Sur les dix attentats les plus meurtriers de 2018, relèvent les chercheurs, neuf ont été commis dans cet État d’Asie centrale, où 83% des cas sont imputables à des attaques menées par les talibans, chassés du pouvoir en novembre 2001. Au total, le pays du légendaire commandant Massoud a concentré à lui seul près de la moitié des victimes du terrorisme dans le monde l’année dernière. En revanche, en ce qui concerne le premier semestre 2019, la tendance semble s'inverser. Selon l’ONU, les forces américaines et afghanes ont tué plus de civils que les insurgés (717 morts contre 531). Ces chiffres sans précédent s’inscrivent dans le cadre d’une campagne aérienne féroce menée par les États-Unis contre les talibans. Mais comment en est-on arrivé là?

«En 2014, les talibans ont profité du retrait des troupes de l’OTAN pour multiplier les offensives contre l’armée afghane. Près de 45'000 membres des forces de sécurité nationale ont été tués dans les trois années qui ont suivi», poursuit Karim Pakzad, qui précise qu’«aujourd’hui, les talibans contrôlent, directement ou indirectement, plus de la moitié du pays».

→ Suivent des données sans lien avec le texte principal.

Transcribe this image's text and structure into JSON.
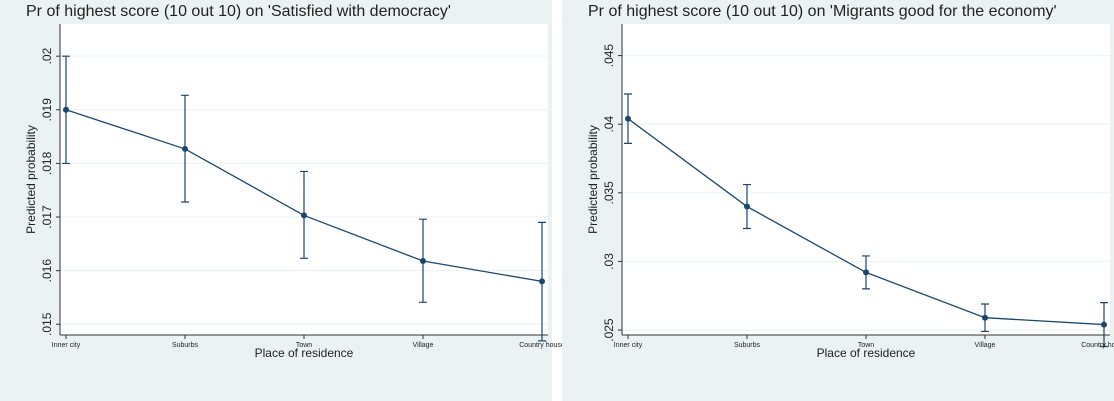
{
  "chart_data": [
    {
      "type": "line",
      "title": "Pr of highest score (10 out 10) on 'Satisfied with democracy'",
      "x_label": "Place of residence",
      "y_label": "Predicted probability",
      "categories": [
        "Inner city",
        "Suburbs",
        "Town",
        "Village",
        "Country house"
      ],
      "series": [
        {
          "color": "#1a476f",
          "values": [
            0.019,
            0.01827,
            0.01703,
            0.01618,
            0.0158
          ],
          "lower": [
            0.018,
            0.01728,
            0.01623,
            0.01541,
            0.01469
          ],
          "upper": [
            0.02,
            0.01927,
            0.01785,
            0.01696,
            0.0169
          ]
        }
      ],
      "ylim": [
        0.0148,
        0.0206
      ],
      "yticks": [
        {
          "value": 0.015,
          "label": ".015"
        },
        {
          "value": 0.016,
          "label": ".016"
        },
        {
          "value": 0.017,
          "label": ".017"
        },
        {
          "value": 0.018,
          "label": ".018"
        },
        {
          "value": 0.019,
          "label": ".019"
        },
        {
          "value": 0.02,
          "label": ".02"
        }
      ],
      "grid": true
    },
    {
      "type": "line",
      "title": "Pr of highest score (10 out 10) on 'Migrants good for the economy'",
      "x_label": "Place of residence",
      "y_label": "Predicted probability",
      "categories": [
        "Inner city",
        "Suburbs",
        "Town",
        "Village",
        "Country house"
      ],
      "series": [
        {
          "color": "#1a476f",
          "values": [
            0.0404,
            0.034,
            0.0292,
            0.0259,
            0.0254
          ],
          "lower": [
            0.0386,
            0.0324,
            0.028,
            0.0249,
            0.0238
          ],
          "upper": [
            0.0422,
            0.0356,
            0.0304,
            0.0269,
            0.027
          ]
        }
      ],
      "ylim": [
        0.02464,
        0.0473
      ],
      "yticks": [
        {
          "value": 0.025,
          "label": ".025"
        },
        {
          "value": 0.03,
          "label": ".03"
        },
        {
          "value": 0.035,
          "label": ".035"
        },
        {
          "value": 0.04,
          "label": ".04"
        },
        {
          "value": 0.045,
          "label": ".045"
        }
      ],
      "grid": true
    }
  ]
}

Par ailleurs, rappelle-t-il, c’est à la même période que la branche orientale du groupe État islamique s’est installée en Afghanistan. «Dès le début de 2015, ils ont multiplié les attentats contre les civils, et la communauté chiite en particulier. Ce qui a largement contribué à l’augmentation des chiffres de victimes du terrorisme.»

Victimes collatérales

Mais il faut garder à l’esprit que «Daech et les talibans sont deux organisations très antagonistes qui s’affrontent régulièrement. Le groupe État islamique n’a pas de frontière et vise directement les civils, alors que les talibans sont certes fanatiques, mais ils sont nationalistes, leur but est de revenir au pouvoir. Ils ciblent donc les instances gouvernementales, militaires et politiques, mais leurs attaques font un très grand nombre de victimes collatérales parmi les civils», déplore l’expert. Ce qui ne perturbe visiblement pas les plans de Washington.